BTW, are you actually a full-on anti-realist, or actually take one of the intermediate positions between realism and anti-realism? (See my old post Six Plausible Meta-Ethical Alternatives for a quick intro/explanation.)
I wonder whether, if you framed your concerns in this concrete way, you’d convince more people in alignment to devote attention to these issues? As compared to speaking more abstractly about solving metaethics or metaphilosophy.
(Of course, you may not think that’s a helpful alternative, if you think solving metaethics or metaphilosophy is the main goal, and other concrete issues will just continue to show up in different forms unless we do it.)
In any case, regarding the passage I quoted, this issue seems potentially relevant independent of whether one thinks metaphilosophy is an important focus area or whether metaethics is already solved.
For instance, I’m also concerned as an anti-realist that giving people their “aligned” AIs to do personal reflection will likely go poorly and lead to outcomes we wouldn’t want for the sake of those people or for humanity as a collective. (My reasoning is that while I don’t think there’s necessarily a single correct reflection target, there are certainly bad ways to go about moral reflection, meaning there are pitfalls to avoid. For examples, see the subsection Pitfalls of Reflection Procedures in my moral uncertainty/moral reflection post, where I remember you made comments. There’s also the practical concern of getting societal buy-in for any specific way of distributing influence over the future and designing reflection and maybe voting procedures: even absent the concern about doing things the normatively correct way, it would create serious practical problems if alignment researchers were to propose a specific method but they’re not able to convince many others that their method was (1) even trying to be fair (as opposed to being selfishly motivated or motivated by fascism or whatever, if we imagine uncharitable but “totally a thing that might happen” sorts of criticism), and (2) did a good job at being fair given constraints of it being a tough problem with tradeoffs.
I’m not sure. It’s hard for me to understand other humans a lot of the time, for example these concerns (both concrete and abstract) seem really obvious to me, and it mystifies me why so few people share them (at least to the extent of trying to do anything about them, like writing a post to explain the concern, spending time to try to solve the relevant problems, or citing these concerns as another reason for AI pause).
Also I guess I did already talk about the concrete problem, without bringing up metaethics or metaphilosophy, in this post.
I think a lot of people in AI alignment think they already have a solution for metaethics (including Eliezer who explicitly said this in his metaethics sequence), which is something I’m trying to talk them out of, because assuming a wrong metaethical theory in one’s alignment approach is likely to make the concrete issues worse instead of better.
This illustrates the phenomenon I talked about in my draft, where people in AI safety would confidently state “I am X” or “As an X” where X is some controversial meta-ethical position that they shouldn’t be very confident in, whereas they’re more likely to avoid overconfidence in other areas of philosophy like normative ethics.
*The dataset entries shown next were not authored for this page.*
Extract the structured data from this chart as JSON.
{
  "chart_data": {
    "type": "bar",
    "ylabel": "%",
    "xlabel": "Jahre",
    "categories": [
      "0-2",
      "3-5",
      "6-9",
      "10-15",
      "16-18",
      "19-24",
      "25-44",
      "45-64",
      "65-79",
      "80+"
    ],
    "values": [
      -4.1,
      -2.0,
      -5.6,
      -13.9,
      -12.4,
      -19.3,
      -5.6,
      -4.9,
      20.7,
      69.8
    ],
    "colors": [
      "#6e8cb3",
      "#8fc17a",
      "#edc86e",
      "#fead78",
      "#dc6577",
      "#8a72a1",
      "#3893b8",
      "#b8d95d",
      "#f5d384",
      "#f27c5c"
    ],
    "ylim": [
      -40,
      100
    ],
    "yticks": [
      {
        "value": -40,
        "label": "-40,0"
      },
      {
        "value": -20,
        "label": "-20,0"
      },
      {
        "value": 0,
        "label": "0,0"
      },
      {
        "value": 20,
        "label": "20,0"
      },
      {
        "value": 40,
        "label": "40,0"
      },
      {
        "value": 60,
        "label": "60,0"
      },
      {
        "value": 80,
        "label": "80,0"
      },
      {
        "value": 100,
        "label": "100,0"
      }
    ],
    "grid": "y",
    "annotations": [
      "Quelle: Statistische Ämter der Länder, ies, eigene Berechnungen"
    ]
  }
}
I take your point that people who think they’ve solved meta-ethics can also share my concrete concern about possible catastrophe caused by bad reflection among some or all humans, but as mentioned above, I’m pretty worried that if their assumed solution is wrong, they’re likely to contribute to making the problem worse instead of better.
BTW, are you actually a full-on anti-realist, or actually take one of the intermediate positions between realism and anti-realism? (See my old post Six Plausible Meta-Ethical Alternatives for a quick intro/explanation.)